Questions to social partners

The Commission addresses seven specific questions to the social partners, covering the following issues:

  • their long-term vision for the organisation of working time;
  • the impact that changes in working patterns and practices have had on the directive’s application;
  • their experience of the functioning of the directive;
  • their views on the Commission’s analysis of working time, set out in its consultation paper;
  • whether the Commission should amend the Working Time Directive;
  • whether any non-legal action at EU level is required;
  • whether they would consider negotiating on any of the issues contained in this consultation.
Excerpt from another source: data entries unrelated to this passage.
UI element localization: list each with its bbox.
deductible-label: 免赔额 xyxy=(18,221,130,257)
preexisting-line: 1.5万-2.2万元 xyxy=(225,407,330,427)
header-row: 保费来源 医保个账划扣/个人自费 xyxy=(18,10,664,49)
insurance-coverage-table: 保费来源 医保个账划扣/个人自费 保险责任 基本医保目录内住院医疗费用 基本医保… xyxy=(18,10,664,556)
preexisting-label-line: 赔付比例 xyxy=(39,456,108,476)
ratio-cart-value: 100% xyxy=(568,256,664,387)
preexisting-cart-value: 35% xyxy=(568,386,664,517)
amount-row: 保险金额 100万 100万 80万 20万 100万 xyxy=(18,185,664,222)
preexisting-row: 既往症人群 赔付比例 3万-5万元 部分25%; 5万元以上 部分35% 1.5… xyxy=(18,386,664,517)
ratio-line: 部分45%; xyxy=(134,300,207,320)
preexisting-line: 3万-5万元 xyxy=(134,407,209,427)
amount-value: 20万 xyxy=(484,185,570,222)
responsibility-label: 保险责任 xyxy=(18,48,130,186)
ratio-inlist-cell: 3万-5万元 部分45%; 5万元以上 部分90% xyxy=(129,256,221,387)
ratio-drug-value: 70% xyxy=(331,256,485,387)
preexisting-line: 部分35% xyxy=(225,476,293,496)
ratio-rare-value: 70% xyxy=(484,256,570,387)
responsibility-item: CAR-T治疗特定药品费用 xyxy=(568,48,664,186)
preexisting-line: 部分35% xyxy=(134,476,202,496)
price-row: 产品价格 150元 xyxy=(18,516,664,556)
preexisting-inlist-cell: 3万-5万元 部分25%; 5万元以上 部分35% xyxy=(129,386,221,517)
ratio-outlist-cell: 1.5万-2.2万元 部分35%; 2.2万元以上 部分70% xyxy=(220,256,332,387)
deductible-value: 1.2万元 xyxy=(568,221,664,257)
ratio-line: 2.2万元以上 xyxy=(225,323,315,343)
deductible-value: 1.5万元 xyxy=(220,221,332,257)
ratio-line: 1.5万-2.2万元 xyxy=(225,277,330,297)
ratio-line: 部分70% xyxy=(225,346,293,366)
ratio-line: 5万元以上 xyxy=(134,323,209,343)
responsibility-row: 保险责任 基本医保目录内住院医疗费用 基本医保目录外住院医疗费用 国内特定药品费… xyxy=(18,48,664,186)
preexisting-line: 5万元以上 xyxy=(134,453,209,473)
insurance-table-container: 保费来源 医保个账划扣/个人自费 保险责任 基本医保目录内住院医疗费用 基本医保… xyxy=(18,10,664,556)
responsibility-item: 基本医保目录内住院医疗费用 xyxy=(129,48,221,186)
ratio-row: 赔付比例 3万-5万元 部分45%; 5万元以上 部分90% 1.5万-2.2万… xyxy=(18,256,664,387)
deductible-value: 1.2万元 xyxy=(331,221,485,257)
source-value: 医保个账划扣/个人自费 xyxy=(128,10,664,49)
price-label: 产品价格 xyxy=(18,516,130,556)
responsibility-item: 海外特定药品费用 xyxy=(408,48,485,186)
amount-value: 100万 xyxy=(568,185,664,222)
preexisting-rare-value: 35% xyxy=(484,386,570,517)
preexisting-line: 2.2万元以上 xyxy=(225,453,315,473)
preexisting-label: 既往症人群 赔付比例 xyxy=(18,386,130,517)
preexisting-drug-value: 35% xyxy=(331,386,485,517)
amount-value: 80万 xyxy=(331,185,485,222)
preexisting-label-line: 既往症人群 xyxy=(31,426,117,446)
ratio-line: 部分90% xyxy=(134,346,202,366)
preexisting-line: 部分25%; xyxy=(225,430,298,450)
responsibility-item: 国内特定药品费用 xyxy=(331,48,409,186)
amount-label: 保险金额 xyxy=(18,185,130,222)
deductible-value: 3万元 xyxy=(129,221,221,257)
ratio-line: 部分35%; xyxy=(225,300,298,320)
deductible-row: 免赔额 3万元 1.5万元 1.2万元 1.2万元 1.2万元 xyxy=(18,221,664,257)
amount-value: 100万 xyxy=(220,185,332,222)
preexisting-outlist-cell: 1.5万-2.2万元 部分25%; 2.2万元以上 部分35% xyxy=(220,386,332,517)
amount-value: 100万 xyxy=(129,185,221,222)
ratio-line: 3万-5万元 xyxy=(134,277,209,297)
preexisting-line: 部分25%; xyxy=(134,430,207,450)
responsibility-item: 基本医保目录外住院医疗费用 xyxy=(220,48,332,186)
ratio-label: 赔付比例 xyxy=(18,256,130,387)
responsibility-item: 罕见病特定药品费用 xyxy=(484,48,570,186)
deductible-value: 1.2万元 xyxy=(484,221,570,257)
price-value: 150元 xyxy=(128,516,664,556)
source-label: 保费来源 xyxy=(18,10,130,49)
At this stage, the Commission is looking for views on whether action is needed at EU level, and on the scope of any action. After examining the views submitted, the Commission will decide whether EU action is advisable. If the Commission decides that it is, it will launch a second-phase consultation.


This is the latest development in the long-running saga regarding the revision of the Working Time Directive (see, for example, EU0812019I, EU0807049I, EU0802019I, EU0612019I, EU0402203F). The Commission’s previous attempt to revise the directive foundered due to a lack of agreement between the Council and the Parliament on key issues such as an end date for the opt-out from the 48-hour week. In this new attempt at revision, the Commission is seeking a broader approach that it hopes will reflect the significant changes that have taken place in the organisation of working time over the past 20 years.

The European Trade Union Confederation (ETUC) is in favour of substantial revision of the directive. In a press release issued in response to the consultation, ETUC states that it is ‘expecting proposals from the European Commission that stimulate modern, sustainable and negotiated solutions, taking into account the needs of businesses and workers in a balanced way’.

The European employer organisation BusinessEurope has in the past indicated that it is in favour of maintaining the opt-out from the 48-hour week. However, it wants changes in the directive that supersede the ECJ interpretation of on-call time, which it views as costly for business and public service.